A uniform plank of seesaw is 5meter long.a boy weighing40kgf sits 1.5meter from the one end.what will be the distance of a girl weighing 25kgf sit at other end,so as to balance the seesaw.
Distance from each end to the center =
5/2 = 2.5 m.
2.5 - 1.5 = 1.0 m from center.
40*1 = 25*d
d = 1.6 m from center = 0.9 m from the
end.
To balance the seesaw, the torques on each side of the fulcrum need to be equal. Torque is calculated by multiplying the weight of an object by its distance from the fulcrum.

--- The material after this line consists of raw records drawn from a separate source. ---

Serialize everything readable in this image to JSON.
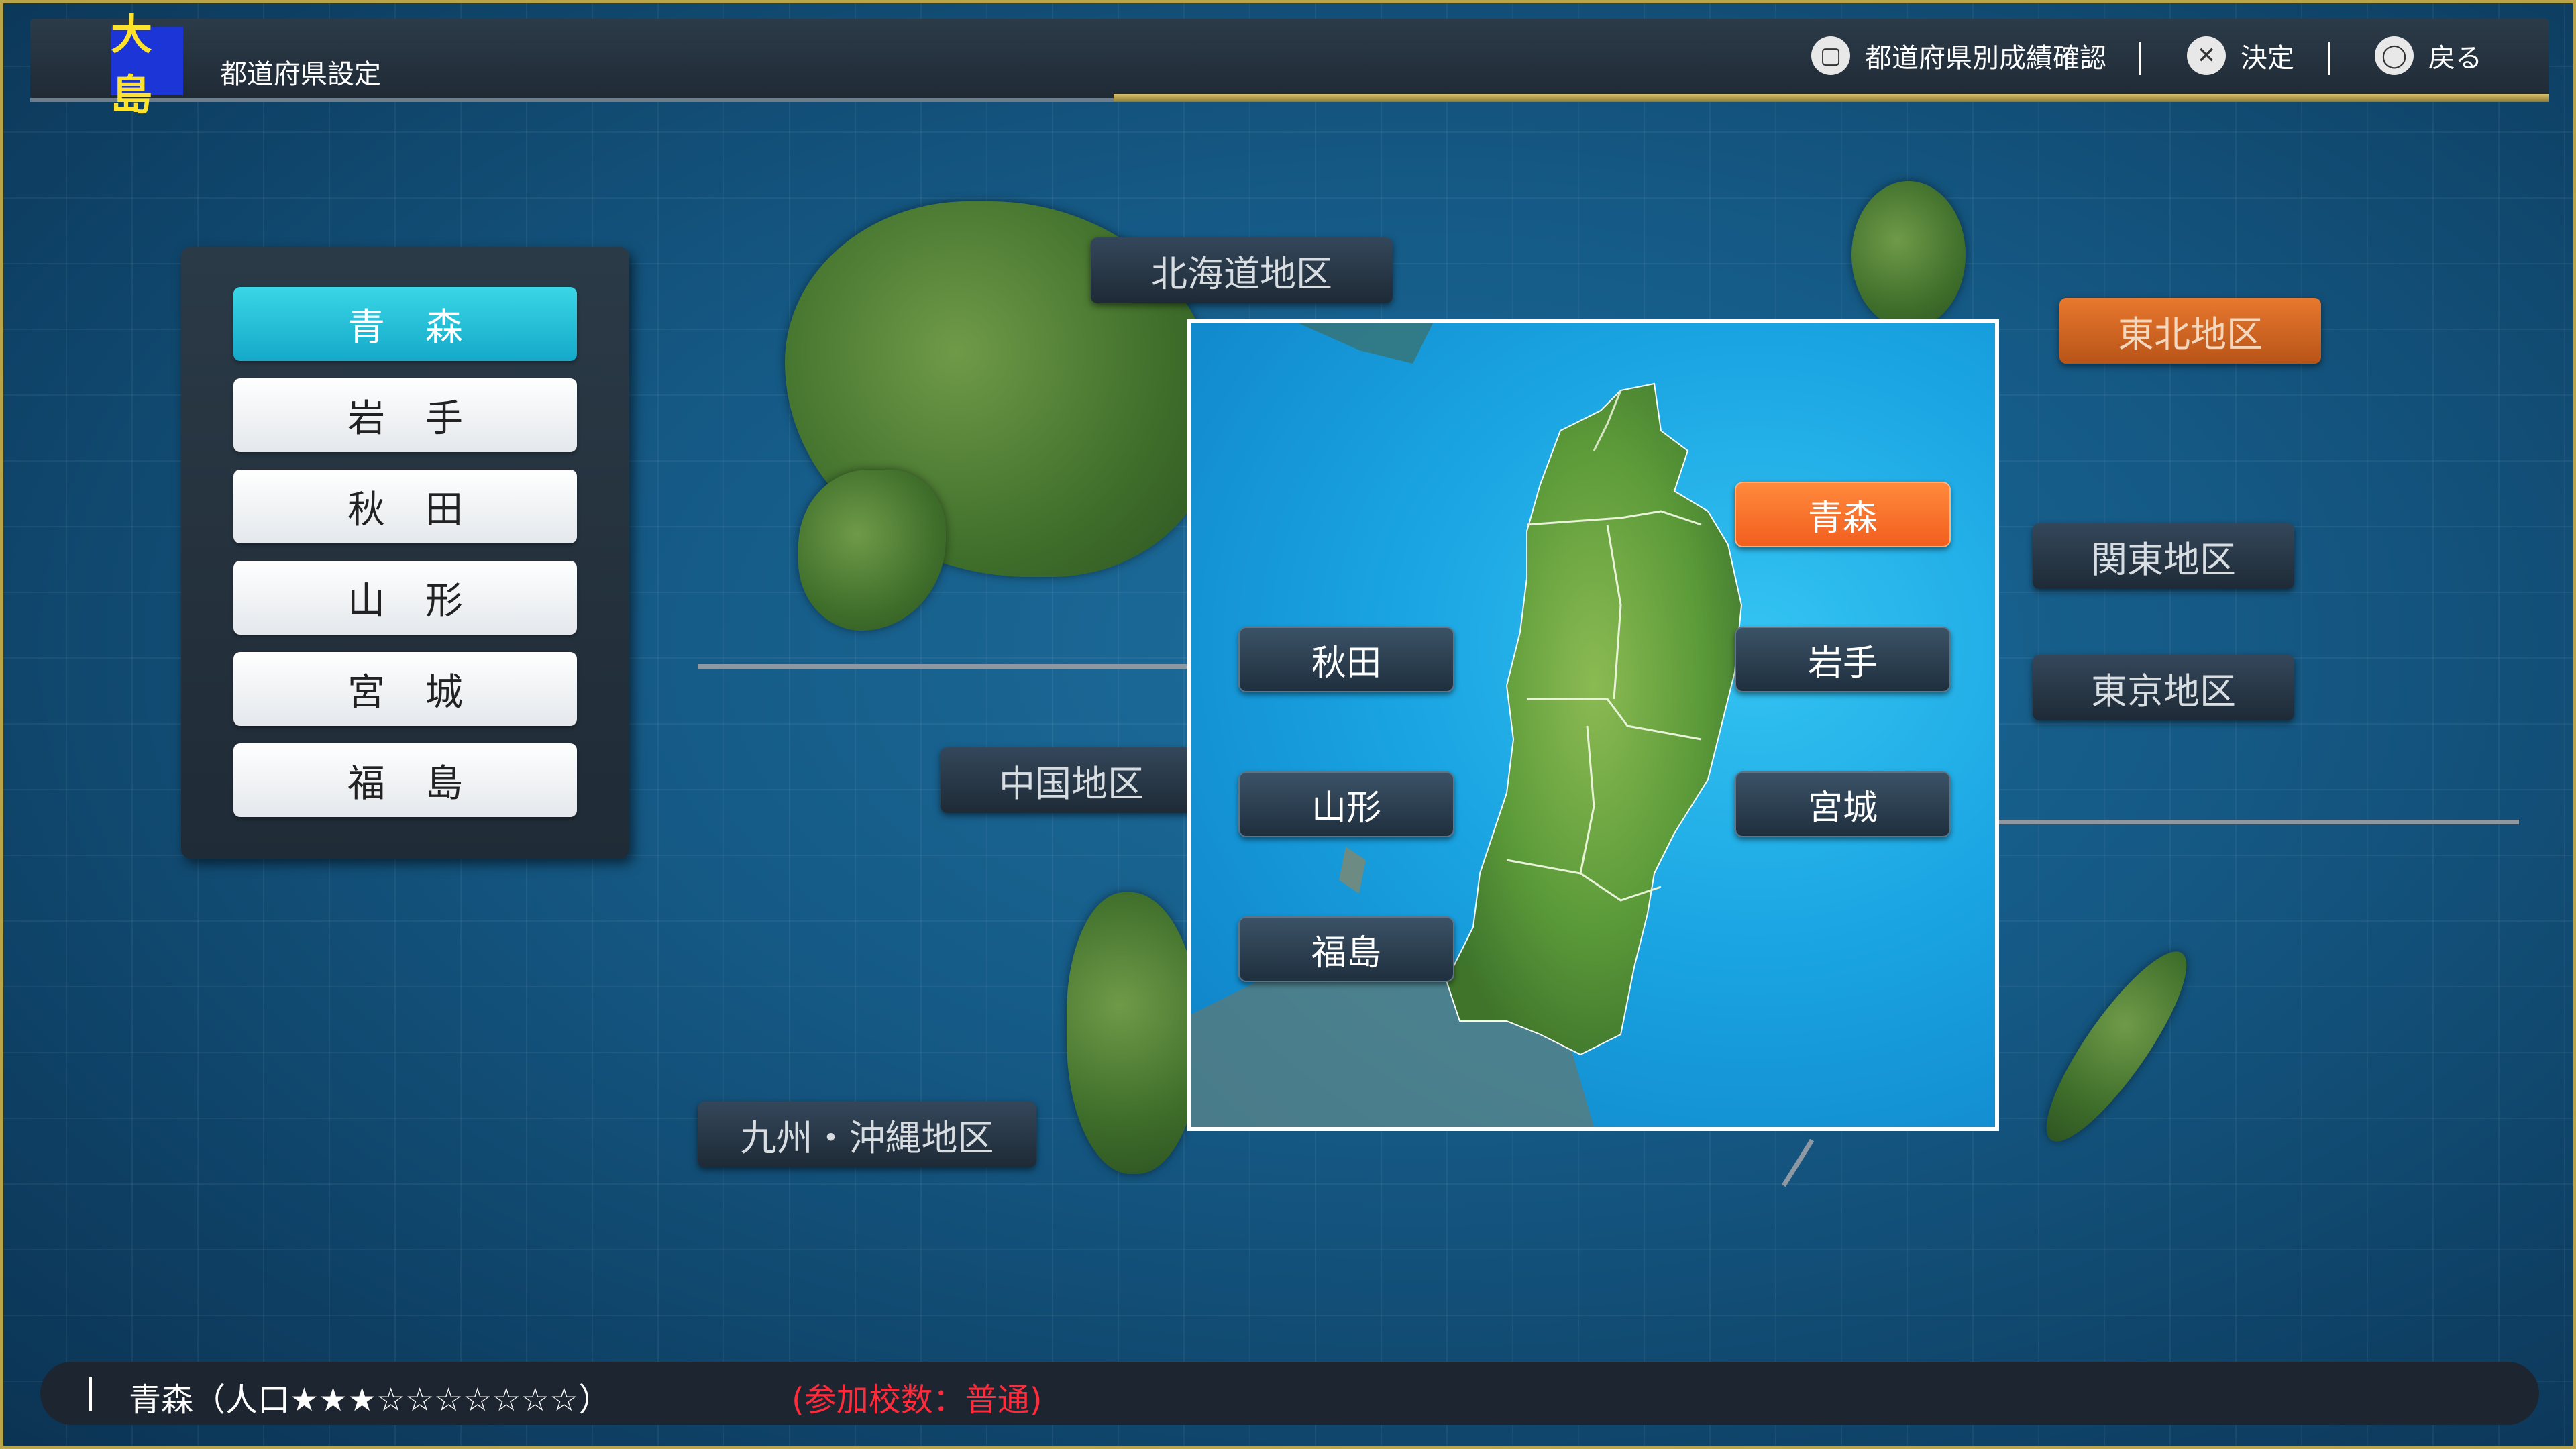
{
  "header": {
    "logo_text": "大島",
    "title": "都道府県設定",
    "controls": [
      {
        "icon": "square-button-icon",
        "label": "都道府県別成績確認"
      },
      {
        "icon": "cross-button-icon",
        "label": "決定"
      },
      {
        "icon": "circle-button-icon",
        "label": "戻る"
      }
    ]
  },
  "prefecture_list": [
    {
      "label": "青森",
      "selected": true
    },
    {
      "label": "岩手",
      "selected": false
    },
    {
      "label": "秋田",
      "selected": false
    },
    {
      "label": "山形",
      "selected": false
    },
    {
      "label": "宮城",
      "selected": false
    },
    {
      "label": "福島",
      "selected": false
    }
  ],
  "regions": {
    "hokkaido": "北海道地区",
    "tohoku": "東北地区",
    "kanto": "関東地区",
    "tokyo": "東京地区",
    "chugoku": "中国地区",
    "kyushu": "九州・沖縄地区"
  },
  "active_region": "東北地区",
  "zoom_map": {
    "aomori": "青森",
    "akita": "秋田",
    "iwate": "岩手",
    "yamagata": "山形",
    "miyagi": "宮城",
    "fukushima": "福島",
    "highlighted": "青森"
  },
  "footer": {
    "info": "青森（人口★★★☆☆☆☆☆☆☆）",
    "note": "(参加校数：普通)"
  },
  "colors": {
    "selected_list": "#14a9c9",
    "active_region": "#e8782e",
    "highlight_pref": "#f25e1e",
    "footer_note": "#ff2a3a"
  }
}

Let's calculate the torque on the side with the boy first:
Torque of the boy = Weight of the boy × Distance of the boy from the fulcrum
= 40 kgf × 1.5 meters
Next, we need to calculate the torque on the other side of the seesaw, where the girl will sit:
Torque of the girl = Weight of the girl × Distance of the girl from the fulcrum
Since the seesaw is balanced, the torques on both sides are equal. Therefore:
Torque of the boy = Torque of the girl
40 kgf × 1.5 meters = 25 kgf × Distance of the girl from the fulcrum
To find the distance of the girl from the fulcrum, we rearrange the equation:
Distance of the girl from the fulcrum = (40 kgf × 1.5 meters) / 25 kgf
Now, plugging in the values:
Distance of the girl from the fulcrum = (40 kgf × 1.5 meters) / 25 kgf
= (60 kgf·m) / 25 kgf
Simplifying:
Distance of the girl from the fulcrum = 2.4 meters
Therefore, the girl needs to sit at a distance of 2.4 meters from the other end of the seesaw in order to balance it.